Glitsky met the doctor’s eyes again. “What if it’s the VSD, the hole in the heart? The better option.”
“Well, if it’s a big hole, we operate, but I don’t think it’s a big one.”
“Why not?”
“The murmur is too loud. It’s either a tiny, tiny hole or…or aortic stenosis.”
“A death sentence.”
“Not necessarily, not always.”
“But most of the time?”
“Not infrequently.”
“So what about this tiny hole? What do you do with that?”
“We just let it alone as long as we can. Sometimes they close up by themselves. Sometimes they never do, but they don’t affect the person’s life. But if the hole does cause…problems, we can operate.”
“On the heart?”
“Yes.”
“Open-heart surgery?”
“Yes. That’s what it is. And it’s successful a vast majority of the time.”
Glitsky was trying to analyze it all, fit it in somewhere. “So best case, we’re looking at heart surgery. Is that what you’re saying?”
“No. Best case is a tiny hole that closes by itself.”

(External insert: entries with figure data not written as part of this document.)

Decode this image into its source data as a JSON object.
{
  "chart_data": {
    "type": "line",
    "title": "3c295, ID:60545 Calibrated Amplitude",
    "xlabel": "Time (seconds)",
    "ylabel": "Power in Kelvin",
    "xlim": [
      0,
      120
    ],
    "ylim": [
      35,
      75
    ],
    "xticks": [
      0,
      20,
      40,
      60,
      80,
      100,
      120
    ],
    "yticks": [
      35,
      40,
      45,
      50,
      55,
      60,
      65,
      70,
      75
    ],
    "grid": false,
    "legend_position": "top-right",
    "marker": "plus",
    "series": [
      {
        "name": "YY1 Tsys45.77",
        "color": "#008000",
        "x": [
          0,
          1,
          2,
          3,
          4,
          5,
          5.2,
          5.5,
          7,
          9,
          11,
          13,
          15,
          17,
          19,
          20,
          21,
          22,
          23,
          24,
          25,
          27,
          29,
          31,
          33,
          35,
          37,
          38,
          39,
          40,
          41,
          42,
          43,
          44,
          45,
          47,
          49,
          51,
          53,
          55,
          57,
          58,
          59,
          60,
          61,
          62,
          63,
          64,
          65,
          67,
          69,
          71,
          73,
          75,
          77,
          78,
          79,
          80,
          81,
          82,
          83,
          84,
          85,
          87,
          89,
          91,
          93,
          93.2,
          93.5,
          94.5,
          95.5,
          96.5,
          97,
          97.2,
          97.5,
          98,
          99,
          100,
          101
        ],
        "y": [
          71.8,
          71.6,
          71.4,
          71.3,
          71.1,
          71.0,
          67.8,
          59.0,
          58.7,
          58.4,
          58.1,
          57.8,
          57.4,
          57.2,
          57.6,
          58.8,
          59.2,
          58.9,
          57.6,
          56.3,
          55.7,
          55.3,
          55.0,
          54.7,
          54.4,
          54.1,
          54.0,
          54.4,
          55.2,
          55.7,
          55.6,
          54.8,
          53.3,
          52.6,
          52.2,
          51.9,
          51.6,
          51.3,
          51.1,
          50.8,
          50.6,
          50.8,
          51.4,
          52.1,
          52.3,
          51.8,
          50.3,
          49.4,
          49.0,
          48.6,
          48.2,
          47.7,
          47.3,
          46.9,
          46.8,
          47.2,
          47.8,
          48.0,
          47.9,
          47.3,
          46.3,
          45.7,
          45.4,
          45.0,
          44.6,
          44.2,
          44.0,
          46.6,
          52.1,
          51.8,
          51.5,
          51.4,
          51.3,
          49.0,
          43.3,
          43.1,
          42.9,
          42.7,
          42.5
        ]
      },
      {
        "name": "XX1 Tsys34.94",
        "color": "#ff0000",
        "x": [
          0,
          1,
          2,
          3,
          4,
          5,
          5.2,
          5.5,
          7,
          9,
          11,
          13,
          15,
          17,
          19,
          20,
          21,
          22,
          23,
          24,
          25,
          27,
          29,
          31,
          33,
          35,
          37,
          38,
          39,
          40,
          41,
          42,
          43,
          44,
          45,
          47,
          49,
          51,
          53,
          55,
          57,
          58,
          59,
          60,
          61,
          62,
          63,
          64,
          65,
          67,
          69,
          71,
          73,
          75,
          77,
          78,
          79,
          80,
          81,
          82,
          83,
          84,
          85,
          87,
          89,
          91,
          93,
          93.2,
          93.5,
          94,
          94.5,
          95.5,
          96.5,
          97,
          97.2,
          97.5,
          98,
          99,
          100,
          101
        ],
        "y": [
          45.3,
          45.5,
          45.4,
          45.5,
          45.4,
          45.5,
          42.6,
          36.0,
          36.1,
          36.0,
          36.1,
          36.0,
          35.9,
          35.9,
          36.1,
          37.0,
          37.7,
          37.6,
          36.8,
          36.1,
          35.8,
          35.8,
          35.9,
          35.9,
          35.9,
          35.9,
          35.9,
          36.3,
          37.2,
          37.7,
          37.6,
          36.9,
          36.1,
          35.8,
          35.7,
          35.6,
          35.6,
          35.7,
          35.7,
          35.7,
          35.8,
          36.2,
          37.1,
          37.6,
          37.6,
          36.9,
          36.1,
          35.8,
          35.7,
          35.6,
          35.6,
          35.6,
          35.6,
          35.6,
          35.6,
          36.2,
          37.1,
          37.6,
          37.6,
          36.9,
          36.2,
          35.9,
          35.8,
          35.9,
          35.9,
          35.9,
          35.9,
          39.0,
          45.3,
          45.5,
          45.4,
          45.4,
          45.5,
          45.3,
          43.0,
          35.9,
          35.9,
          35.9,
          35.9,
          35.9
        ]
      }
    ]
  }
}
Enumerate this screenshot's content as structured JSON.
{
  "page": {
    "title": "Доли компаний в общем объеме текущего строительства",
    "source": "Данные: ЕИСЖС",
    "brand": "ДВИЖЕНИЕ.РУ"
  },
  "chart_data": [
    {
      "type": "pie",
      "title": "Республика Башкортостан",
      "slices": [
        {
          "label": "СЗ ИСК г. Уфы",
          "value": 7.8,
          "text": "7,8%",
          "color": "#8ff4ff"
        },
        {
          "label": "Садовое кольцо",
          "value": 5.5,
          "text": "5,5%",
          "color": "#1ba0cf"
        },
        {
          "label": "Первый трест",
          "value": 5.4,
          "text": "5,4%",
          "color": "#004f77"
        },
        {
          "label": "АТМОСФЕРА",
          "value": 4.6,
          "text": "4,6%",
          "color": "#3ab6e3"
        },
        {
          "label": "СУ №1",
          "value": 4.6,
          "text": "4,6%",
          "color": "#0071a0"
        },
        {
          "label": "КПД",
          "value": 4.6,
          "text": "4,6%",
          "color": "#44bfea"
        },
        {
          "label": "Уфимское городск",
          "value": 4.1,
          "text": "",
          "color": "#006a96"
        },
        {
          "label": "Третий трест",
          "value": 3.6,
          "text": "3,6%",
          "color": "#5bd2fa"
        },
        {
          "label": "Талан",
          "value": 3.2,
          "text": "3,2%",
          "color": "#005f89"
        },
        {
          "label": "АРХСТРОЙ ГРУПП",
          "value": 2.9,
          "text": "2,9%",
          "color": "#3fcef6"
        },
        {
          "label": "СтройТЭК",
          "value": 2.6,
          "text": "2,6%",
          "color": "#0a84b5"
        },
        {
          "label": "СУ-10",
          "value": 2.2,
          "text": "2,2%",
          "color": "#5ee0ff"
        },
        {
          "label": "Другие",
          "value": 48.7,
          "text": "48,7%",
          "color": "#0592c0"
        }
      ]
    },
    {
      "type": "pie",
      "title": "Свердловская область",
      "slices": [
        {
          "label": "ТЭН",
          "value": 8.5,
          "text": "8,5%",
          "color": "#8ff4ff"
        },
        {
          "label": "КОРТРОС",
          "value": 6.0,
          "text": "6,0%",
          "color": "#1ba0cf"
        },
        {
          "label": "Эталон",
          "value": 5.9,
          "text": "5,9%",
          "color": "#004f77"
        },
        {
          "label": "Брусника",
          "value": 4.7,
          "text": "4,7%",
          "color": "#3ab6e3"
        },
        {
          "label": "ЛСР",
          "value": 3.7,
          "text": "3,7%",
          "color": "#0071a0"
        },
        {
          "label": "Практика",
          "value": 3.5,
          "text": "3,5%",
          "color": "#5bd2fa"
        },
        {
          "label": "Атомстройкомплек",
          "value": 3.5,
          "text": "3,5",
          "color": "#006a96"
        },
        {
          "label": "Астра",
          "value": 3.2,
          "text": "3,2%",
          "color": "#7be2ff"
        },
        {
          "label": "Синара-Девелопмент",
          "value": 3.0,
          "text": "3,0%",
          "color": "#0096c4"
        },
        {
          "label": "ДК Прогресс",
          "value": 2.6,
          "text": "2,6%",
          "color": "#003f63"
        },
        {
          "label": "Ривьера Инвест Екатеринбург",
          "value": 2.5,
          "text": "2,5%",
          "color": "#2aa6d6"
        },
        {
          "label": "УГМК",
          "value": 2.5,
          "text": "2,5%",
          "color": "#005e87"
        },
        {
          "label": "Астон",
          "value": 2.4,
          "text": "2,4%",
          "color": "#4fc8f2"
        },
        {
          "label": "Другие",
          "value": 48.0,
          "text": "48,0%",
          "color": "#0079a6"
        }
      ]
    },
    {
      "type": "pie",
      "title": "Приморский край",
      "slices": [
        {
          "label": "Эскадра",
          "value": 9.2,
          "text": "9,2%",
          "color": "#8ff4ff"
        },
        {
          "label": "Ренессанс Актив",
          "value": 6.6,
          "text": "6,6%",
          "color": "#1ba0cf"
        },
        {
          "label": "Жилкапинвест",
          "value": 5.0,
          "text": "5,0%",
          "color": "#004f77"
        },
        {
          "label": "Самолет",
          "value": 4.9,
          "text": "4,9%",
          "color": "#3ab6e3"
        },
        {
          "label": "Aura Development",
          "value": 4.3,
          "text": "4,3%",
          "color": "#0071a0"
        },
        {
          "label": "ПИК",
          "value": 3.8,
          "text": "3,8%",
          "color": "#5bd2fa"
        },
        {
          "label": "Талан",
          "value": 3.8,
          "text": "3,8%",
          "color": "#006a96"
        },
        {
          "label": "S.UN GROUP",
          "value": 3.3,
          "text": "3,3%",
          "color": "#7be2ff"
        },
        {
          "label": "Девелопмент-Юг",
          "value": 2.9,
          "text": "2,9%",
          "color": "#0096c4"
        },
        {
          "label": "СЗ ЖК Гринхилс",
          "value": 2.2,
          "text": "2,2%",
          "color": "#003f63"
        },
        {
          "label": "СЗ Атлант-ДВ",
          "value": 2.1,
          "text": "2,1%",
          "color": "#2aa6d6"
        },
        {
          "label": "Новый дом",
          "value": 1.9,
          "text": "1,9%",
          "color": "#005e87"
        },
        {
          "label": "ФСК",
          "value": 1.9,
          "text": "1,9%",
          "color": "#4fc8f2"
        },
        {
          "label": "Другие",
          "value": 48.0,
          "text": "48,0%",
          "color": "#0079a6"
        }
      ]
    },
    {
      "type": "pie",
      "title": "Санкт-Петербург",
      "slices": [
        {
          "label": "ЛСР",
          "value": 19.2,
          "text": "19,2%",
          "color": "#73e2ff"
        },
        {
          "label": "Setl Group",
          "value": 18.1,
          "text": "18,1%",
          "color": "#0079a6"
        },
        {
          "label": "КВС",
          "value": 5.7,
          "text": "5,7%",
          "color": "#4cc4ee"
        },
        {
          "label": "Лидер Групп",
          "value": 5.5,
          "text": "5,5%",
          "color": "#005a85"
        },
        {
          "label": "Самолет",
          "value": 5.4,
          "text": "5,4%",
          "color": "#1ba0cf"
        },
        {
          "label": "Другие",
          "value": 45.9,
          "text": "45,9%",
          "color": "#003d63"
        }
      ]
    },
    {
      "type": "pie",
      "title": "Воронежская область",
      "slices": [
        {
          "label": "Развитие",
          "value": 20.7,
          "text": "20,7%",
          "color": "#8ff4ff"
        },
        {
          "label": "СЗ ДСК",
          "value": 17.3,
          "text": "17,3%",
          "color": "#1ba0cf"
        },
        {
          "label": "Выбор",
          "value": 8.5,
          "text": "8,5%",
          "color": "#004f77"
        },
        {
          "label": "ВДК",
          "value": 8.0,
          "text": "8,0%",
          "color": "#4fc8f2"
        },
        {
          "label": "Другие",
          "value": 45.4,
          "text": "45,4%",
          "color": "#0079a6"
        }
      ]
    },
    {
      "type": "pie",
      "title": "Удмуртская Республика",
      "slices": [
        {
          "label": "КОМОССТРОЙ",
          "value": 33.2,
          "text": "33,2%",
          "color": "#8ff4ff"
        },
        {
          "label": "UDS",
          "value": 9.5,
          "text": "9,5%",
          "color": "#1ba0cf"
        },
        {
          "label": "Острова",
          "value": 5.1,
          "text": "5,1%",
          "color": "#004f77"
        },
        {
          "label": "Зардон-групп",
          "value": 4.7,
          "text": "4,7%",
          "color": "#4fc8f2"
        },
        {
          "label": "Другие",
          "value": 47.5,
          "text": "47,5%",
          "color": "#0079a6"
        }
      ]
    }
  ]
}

“And how often does that happen?”
Trueblood paused. “About one out of eight. We’ll have a better idea by the morning.”
Glitsky spoke half to himself. “What are we supposed to do until then?”
The doctor knew the bitter truth of his suggestion, but it was the only thing he could bring himself to say. “You might pray that it’s only a hole in his heart.”
“
Only
a hole in his heart? That’s the best we can hope for?”
“Considering the alternative, that would be good news, yes.”
It was eight thirty and Hardy told himself that he should close the shop and go home. He reached up and turned the switch on the green banker’s lamp that he’d been reading under. His office and the lobby through his open door were
now dark. A wash of indirect light from down the associates’ hallway kept the place from utter blackness, but he felt effectively isolated and alone. It wasn’t a bad way to feel. He knew he could call Yet Wah and have his shrimp lo mein order waiting for him by the time he got there, but something rendered him immobile, and he’d learned over the years to trust these intuitive inclinations, especially when he was in trial.
The primary reality in a trial like this is that there was just too much to remember. You could have pretty damned close to a photographic memory, as Hardy did, and still find yourself struggling to remember a fact, a detail, a snatch of conflicting testimony. The big picture, the individual witness strategies, the evidence trail, the alternative theories—to keep all these straight and reasonably accessible, some unconscious process prompted him to shut down from time to time—to let his mind go empty and see what claimed his attention. It was almost always something he’d once known and then forgotten, or dismissed as unimportant before he’d had all the facts, and which a new fact or previously unseen connection had suddenly rendered critical.
Once in a while, he’d use the irrational downtime to leaf through his wall of binders, pulling a few down at random and turning pages for snatches of a police report, witness testimony, photographs. Other times, he’d throw darts—no particular game, just the back and forth from his throw line to the board and back again. Tonight, he backed his chair away from his desk and simply sat in the dark, waiting for inspiration or enlightenment.
He hadn’t noticed her approach, but a female figure was suddenly standing in the doorway. She reached for the doorknob and started to pull the door closed.
“Hello?” Hardy said.
“Oh, sorry.” The voice of Gina Roake, his other partner. “Diz, is that you? I saw your door open, I thought you’d left and forgotten to close it.”